Reliable, scalable, safe energy
G7 Issue

Reliable, scalable, safe energy

Nuclear science and technology are key to solving many of the world’s crises and reaching lasting peace, but financial investment is required. It is here that the G7 can help. Interview with Rafael Mariano Grossi, director-general, International Atomic Energy Agency

Despite global concerns about energy security and climate change, are we seeing a nuclear renaissance?

I’m not sure I would call it a renaissance because nuclear has been here for more than half a century. It provides more than 40% of the G7’s low-carbon energy, and a quarter of the world’s. It’s a reawakening, perhaps. Governments and the public realise we need all options and nuclear energy, compared to other choices, is a reliable, scalable, safe way to improve energy security and reduce carbon emissions. But nuclear energy capacity will need to more than double by 2050 to meet our global climate goals. That means extending the lives of current nuclear power plants and building many more. Less nuclear means more coal.

What are the major risks today?

The world’s 400-plus nuclear power plants had high degrees of safety during the pandemic, which stress-tested vital operations, including supply chains and staff availability.

Today, we cannot talk about nuclear safety without talking about the war in Ukraine – the first military conflict being fought around the facilities of a major nuclear power programme. The International Atomic Energy Agency has been assisting Ukraine since the very beginning. Today, we have teams at Ukraine’s five nuclear power plants, including Europe’s biggest nuclear power plant at Zaporizhzhya. When I was there in April the safety situation had not improved. The IAEA, and I personally, are doing everything we can to protect that plant. It is a key responsibility of the IAEA and the international community. The G7 plays an important role in support of these efforts.

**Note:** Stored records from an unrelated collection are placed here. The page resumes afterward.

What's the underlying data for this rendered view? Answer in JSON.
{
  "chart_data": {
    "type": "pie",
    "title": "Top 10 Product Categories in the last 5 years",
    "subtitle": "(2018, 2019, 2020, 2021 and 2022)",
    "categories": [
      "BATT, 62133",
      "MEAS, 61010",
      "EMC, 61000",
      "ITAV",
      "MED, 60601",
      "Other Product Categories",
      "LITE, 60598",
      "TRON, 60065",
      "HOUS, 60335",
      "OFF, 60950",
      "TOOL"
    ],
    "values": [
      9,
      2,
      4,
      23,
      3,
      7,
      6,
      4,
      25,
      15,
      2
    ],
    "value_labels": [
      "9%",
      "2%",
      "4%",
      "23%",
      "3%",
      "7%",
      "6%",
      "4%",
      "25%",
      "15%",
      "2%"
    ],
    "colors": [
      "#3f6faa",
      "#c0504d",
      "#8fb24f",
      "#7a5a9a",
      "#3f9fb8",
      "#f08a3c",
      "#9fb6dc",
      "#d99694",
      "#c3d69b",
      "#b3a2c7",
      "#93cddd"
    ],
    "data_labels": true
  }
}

How do you see the situation in Iran and North Korea?

We are being tested. 

In verifying the peaceful nature of Iran’s nuclear programme, the IAEA continues to be fair but firm. Regarding Iran’s obligations under its Comprehensive Safeguards Agreement, I am giving them every opportunity to clarify our concerns and provide the required information. This has been outstanding for far too long.

Also, unfortunately, for over two years, Iran has not been implementing its nuclear-related commitments under the Joint Comprehensive Plan of Action and, as a consequence, the IAEA has been unable to perform key verification and monitoring activities. For more than six months our surveillance and monitoring equipment has not been operating.

Iran has recently given assurances that it will again cooperate with us. I hope that by the time this interview is in print, Iran will have made good on the promises it made when I visited Tehran in March. Every day that goes by makes the task of confirming the exclusively peaceful nature of Iran’s nuclear programme more difficult.

Also very concerning was North Korea’s exit from the Non-Proliferation Treaty and the ejection of our inspectors back in 2009. We continue to monitor North Korea’s growing nuclear weapons programme, which violates multiple United Nations resolutions, from outside its borders. We stand ready to return when the situation again allows.

What is the role of the G7 in all this?

As global players, the G7 members play key roles in many of these issues. They play an important part in supporting the IAEA and its unique, indispensable work in safeguards, safety and security. They support our work in Ukraine and have sent equipment and more to its nuclear power plants via the IAEA. And of course their political support for protecting Zaporizhzhya is key.

On safeguards, G7 members need to be aware – and I think they are – that IAEA’s work has increased dramatically although its budget has not. There is more nuclear material in more places to inspect. If inspectors return to North Korea – and even Iran – we will have much more work on our hands.

What would you say to the G7 about the IAEA’s mission?

There is much more we can do together. The world is in crisis – from climate change and energy, food and water insecurity to pandemics and the cancer crisis. In each of these cases nuclear science and technology are key to the solution. It is time we realise the promise of ‘Atoms for Peace’ made 70 years ago. We must make sure everyone has access to life-saving and life-affirming nuclear science and technology. The IAEA plays the central role here and the G7 has steadfastly supported us. But we need to do more. So I have launched three flagship initiatives: Rays of Hope to tackle cancer; NUTEC Plastics to deal with plastic pollution; and ZODIAC to enhance global preparedness for future pandemics. These all require financial investment that aligns with the G7’s own goals in terms of development assistance. Safeguards create a more secure world, but lasting peace cannot be achieved without sustainable development.